A bailor, suing a bailee for value of property lost while in the bailee’s hands, need only allege and prove delivery of the property to the bailee and the bailee’s failure or refusal to return the property. Huie v. Lay, 170 S.W.2d 823, 826 (Tex. Civ. App.—Amarillo 1943, no writ). In her pleading, Kuczek expressly asserted negligence, gross negligence, and conversion causes of action. She did not expressly state a bailment claim; however, she did assert that she entrusted her watch to Bledsoe for safekeeping while she and Jody test drove the Sea Doo Bledsoe was trying to sell, and that Bledsoe accepted the watch from Kuczek and failed to return it. Thus, Kuczek raised a bailment claim in her pleading and the issue was tried by consent.

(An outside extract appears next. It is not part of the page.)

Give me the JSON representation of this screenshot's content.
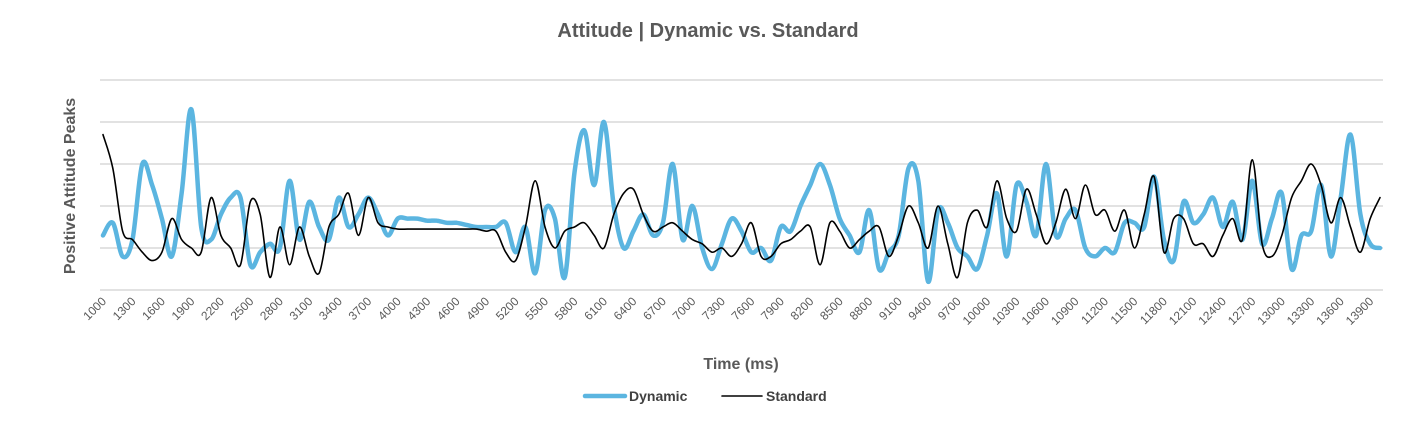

Because the evidence established a bailor-bailee relationship between Bledsoe and Kuczek, Bledsoe owed Kuczek the duty of ordinary care to return Kuczek’s watch to her. Having reviewed the evidence under the appropriate standard of review, (footnote: 3) we hold that the evidence was legally sufficient to support the jury’s negligence findings. We overrule point one.
In his second point, Bledsoe contends that the trial court made an improper comment that unfairly influenced the jury in Kuczek’s favor. Before a bench conference outside the jury’s presence, the trial court said “Remember the O.J. Simpson trial? This is the same thing.” Bledsoe’s attorney did not object to the comment or ask the trial court to withdraw the comment or instruct the jury to disregard it.
To preserve a complaint for our review, a party must have presented to the trial court a timely request, objection, or motion that states the specific grounds for the desired ruling, if they are not apparent from the context of the request, objection, or motion. Tex. R. App. P. 33.1(a); see also Tex. R. Evid. 103(a)(1). If a party fails to do this, error is not preserved, and the complaint is waived. Bushell v. Dean , 803 S.W.2d 711, 712 (Tex. 1991) (op. on reh’g).
Because Bledsoe’s attorney did not object to the judge’s comment, he has waived the right to complain about it on appeal. Clifco, Inc. v. State, 450 S.W.2d 157, 160 (Tex. Civ. App.—Fort Worth 1970, writ ref’d n.r.e.) (holding any error in trial court’s remarks before jury were waived where no objection was made and no motion was made for appropriate withdrawal or instructions to the jury). We overrule point two.